Watch what you ingest

A bit of a Byte?

This was going to be my first post. However, Blogger's date format had to be addressed while it came up and could not be resisted.

Here's a little test.

Do you know the difference between the usage of these measurements?
  1. kB
  2. Kb
  3. kb
  4. KB
It is a bit (pun intended) of a trick question.

There are sloppy use of these measurements all over the Internet, printed publications, etc. and not just by those who should be "in the know". Many of those people being in the Information Technology (IT) industry.

If we as a species are to become living in a digitally exposed environment, we all need to know some basics of digital measurement.

Getting back to the trick question. They are just letters, right? True. However, when used in the context of measurement, they take on a whole new meaning. The "k" or "K" prefix, refers to, as many already know, for "kilo" or one thousand (1 000). For more detail see binary prefix.

Accordingly, there is no difference between the upper case "K" and the lower case "k". My argument starts with that there is. The correct nomenclature of the standard is somewhat inconsistent. If you take a few moments, there is a pattern that emerges, although inconsistently. All of the fractions are lower case. Most of the whole numbers are upper case. This is the start of my proposal to only use upper case for the whole numbers, also since technically you can not have any thing smaller than zero for computing measurement. There's just nothing smaller than zero on a computer. For example, you cannot have a "mb" (milli-bit), but you can have a "Mb" (Mega-bit). Again, "PB" (Peta-Byte) exist, and "pB" (pico-Byte) do not. Look out for zepto/Zetta and yocto/Yotta, too. When the need arises to go beyond 10 to the 24th power (10^24), more lower case/Upper Case combinations will likely emerge.

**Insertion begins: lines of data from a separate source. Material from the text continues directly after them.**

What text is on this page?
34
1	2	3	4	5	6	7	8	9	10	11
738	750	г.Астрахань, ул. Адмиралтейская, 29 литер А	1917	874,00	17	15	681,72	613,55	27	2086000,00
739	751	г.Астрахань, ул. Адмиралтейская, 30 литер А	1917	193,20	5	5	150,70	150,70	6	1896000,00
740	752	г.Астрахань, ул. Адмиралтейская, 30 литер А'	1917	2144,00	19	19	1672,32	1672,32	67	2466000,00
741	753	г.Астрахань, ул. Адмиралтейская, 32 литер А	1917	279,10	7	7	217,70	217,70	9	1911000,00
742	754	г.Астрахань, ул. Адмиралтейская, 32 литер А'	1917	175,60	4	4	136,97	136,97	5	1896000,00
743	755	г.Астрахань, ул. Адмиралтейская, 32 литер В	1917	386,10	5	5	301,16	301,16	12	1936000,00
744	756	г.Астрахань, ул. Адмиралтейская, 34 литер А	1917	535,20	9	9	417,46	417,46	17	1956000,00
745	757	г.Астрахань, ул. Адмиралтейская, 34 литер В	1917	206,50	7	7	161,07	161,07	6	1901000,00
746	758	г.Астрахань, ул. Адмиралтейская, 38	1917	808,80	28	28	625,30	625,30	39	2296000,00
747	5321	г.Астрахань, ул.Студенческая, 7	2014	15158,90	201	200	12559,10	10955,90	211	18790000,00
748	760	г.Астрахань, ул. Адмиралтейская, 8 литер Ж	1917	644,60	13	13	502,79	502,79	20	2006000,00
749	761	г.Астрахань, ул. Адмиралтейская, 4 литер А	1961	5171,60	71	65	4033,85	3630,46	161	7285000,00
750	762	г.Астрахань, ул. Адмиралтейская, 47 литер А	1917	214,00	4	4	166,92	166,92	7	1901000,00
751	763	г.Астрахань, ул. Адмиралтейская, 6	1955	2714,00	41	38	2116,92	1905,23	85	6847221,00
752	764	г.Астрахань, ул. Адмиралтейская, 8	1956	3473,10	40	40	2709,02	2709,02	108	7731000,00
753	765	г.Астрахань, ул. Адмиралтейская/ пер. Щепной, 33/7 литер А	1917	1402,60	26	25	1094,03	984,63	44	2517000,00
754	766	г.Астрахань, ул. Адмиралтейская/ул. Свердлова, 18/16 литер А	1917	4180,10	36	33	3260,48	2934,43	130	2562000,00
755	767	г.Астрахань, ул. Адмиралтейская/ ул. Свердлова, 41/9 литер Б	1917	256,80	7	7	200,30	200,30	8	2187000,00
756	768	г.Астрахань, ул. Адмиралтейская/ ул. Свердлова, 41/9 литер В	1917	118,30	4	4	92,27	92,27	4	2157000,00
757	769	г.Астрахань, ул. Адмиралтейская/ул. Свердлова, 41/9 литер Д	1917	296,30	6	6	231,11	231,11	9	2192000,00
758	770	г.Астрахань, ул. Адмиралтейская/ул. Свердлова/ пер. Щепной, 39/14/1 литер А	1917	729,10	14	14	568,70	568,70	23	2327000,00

Is there a difference between "k" and "K"? No. But there should be. And with that at hand, I propose only to use "K". From hereon, that's what I will do.

Now we move onto "b" and "B". Here there is a big span. Bits are either on or off, 1 (one) or 0 (zero) to a computer. Bytes are 8 (eight) bits. And to differentiate, a bit is always a lower case "b" and a byte is always upper case "B" when represented in a single letter.

bit = used for the measurement of data communication / transmission
byte = used for the measurement of data storage

Hard drives, floppy disks (for those that remember them), USB drives, CD-ROMs, DVD-ROMs, even MP3 players are all storage mediums are represented in Bytes: 500MB hard drive, 1.44MB disk drive, 1GB USB drive, 640MB CD-ROM, 4.7GB DVD-ROM, and so on.

Networks are represented with bits. Your DSL, cable modem connection, office network, modem (remember those long-past days of waiting), cell phone networks, etc. are all shown in bits per second (or bps or b/s): as in 56Kbs, 1.5Mb/s, 100Mbs, etal.

What did you guess in the quiz? Did the "k" or "K" matter? Was the "b" it a bit or a byte?

The answers are:
  1. kB = should be avoided
  2. Kb = Kilo-bit
  3. kb = also should be avoided
  4. KB = Kilo-Byte
Curious how one element can make something big into something small.